In a study published in the journal Pediatrics, UF Health researchers examined nearly 500 hospitalized pediatric asthma patients and found that more than 15% of those receiving medicines with the preservative benzalkonium chloride, or BAC, required continuous inhaled albuterol more than 24 hours compared to less than 6% of similar patients treated with preservative-free albuterol. The patients receiving BAC also required eight hours more of oxygen support than patients receiving the preservative-free medication.

“BAC is known to cause bronchospasm in patients with severe asthma and appears to prolong the recovery,” said Leslie Hendeles, Pharm.D., a professor emeritus in the UF College of Pharmacy and one of the study’s lead authors. “Our findings suggest that using a preservative-free albuterol formulation is a safer approach for continuous treatment of children with severe asthma.”

Continuous albuterol treatments help to relax the muscles in the airway and increase the flow of oxygen into the lungs. The way that hospital pharmacists prepare the medication has come under the scrutiny of UF Health researchers who have found some hospitals are using multidose dropper bottles containing the harmful preservative, BAC, instead of preservative-free unit-dose vials.

“It is faster and easier for hospitals to use 20-mL multidose dropper bottle of albuterol to treat acute asthma than using a preservative-free single dose,” Hendeles said.

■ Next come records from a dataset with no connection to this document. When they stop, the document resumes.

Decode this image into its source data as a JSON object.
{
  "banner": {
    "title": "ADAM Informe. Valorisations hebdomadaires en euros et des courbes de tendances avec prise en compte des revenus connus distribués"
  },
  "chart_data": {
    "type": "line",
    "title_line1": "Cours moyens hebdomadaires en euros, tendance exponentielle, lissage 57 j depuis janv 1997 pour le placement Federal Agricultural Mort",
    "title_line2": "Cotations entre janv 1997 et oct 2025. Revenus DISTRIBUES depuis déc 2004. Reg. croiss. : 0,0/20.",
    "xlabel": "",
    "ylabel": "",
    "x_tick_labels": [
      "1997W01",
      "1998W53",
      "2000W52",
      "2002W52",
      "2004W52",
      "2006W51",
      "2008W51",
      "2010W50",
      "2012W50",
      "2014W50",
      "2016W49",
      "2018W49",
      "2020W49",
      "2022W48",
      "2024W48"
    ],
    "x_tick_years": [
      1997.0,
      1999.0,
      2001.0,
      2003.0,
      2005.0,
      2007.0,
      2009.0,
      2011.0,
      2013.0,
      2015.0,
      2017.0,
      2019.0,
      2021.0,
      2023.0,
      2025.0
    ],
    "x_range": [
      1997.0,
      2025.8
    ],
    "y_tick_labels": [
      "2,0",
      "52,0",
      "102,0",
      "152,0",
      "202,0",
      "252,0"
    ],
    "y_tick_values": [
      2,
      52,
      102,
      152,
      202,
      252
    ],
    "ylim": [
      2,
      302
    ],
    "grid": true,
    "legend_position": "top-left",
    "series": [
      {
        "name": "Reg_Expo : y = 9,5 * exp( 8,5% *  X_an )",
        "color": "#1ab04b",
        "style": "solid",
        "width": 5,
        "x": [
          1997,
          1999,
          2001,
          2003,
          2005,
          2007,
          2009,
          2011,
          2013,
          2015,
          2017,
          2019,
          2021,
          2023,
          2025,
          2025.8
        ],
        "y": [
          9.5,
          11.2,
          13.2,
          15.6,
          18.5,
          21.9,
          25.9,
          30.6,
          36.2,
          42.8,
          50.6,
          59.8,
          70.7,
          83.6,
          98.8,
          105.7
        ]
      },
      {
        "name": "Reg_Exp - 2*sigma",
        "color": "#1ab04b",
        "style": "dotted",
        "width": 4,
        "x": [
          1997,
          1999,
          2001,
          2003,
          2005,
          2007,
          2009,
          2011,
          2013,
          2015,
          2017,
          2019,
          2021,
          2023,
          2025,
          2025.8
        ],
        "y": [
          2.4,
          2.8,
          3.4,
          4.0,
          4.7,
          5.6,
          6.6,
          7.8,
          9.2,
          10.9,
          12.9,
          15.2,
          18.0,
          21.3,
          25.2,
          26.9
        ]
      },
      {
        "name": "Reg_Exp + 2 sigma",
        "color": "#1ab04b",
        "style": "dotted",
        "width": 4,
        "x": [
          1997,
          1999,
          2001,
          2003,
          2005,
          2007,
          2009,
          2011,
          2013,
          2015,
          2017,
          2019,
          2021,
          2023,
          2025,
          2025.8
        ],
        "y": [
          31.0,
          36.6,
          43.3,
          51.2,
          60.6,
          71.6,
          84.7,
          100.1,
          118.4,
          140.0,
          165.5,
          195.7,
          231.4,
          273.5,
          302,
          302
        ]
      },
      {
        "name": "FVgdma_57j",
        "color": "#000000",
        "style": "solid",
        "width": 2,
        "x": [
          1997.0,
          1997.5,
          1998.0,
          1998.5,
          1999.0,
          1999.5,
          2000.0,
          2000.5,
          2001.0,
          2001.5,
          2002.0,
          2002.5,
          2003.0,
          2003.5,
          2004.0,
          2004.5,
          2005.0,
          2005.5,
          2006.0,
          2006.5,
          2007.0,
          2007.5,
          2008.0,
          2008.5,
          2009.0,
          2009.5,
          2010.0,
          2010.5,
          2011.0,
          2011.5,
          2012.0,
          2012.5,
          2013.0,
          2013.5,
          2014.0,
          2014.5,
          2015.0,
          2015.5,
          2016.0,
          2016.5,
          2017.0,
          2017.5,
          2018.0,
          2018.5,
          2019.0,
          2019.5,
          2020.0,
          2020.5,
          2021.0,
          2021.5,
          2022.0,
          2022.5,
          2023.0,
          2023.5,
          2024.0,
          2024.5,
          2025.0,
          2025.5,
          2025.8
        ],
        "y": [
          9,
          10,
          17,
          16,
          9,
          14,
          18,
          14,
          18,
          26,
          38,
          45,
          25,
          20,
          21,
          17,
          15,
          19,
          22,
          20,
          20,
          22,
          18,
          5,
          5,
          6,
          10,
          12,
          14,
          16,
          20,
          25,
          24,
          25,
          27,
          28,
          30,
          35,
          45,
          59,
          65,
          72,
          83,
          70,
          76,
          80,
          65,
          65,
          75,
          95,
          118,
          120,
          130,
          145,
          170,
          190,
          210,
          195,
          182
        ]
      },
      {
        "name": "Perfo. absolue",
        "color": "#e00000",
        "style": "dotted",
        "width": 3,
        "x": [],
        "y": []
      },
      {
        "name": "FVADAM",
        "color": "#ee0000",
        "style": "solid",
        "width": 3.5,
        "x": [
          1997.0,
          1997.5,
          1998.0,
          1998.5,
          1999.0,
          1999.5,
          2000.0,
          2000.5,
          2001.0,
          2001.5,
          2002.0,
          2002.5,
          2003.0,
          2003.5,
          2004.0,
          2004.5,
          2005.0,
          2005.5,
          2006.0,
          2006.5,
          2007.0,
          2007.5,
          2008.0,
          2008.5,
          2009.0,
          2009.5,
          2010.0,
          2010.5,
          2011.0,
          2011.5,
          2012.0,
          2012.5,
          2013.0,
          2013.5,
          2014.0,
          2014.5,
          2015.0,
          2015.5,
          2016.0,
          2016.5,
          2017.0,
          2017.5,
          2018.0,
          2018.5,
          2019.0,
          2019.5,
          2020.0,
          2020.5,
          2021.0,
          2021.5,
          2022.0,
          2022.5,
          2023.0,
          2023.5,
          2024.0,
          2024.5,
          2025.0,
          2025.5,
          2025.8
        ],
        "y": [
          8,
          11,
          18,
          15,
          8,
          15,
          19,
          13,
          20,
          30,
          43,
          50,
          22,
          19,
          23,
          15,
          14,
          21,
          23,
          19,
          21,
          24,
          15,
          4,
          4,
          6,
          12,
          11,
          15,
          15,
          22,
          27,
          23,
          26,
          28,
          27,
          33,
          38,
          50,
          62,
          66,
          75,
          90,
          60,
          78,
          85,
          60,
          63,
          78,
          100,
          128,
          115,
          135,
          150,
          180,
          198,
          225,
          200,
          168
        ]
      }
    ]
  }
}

There are a few ways hospital pharmacies can provide preservative-free solutions without delaying the start of continuous nebulization, including preparing a stock solution in advance that could be used for individual patients when rapid treatment is needed. In addition, a pharmaceutical company has begun making 20 mL vials of preservative-free albuterol in May 2020.

The article, “Continuous Albuterol With Benzalkonium in Children Hospitalized With Severe Asthma,” was published in the April edition of Pediatrics, the official journal of the American Academy of Pediatrics.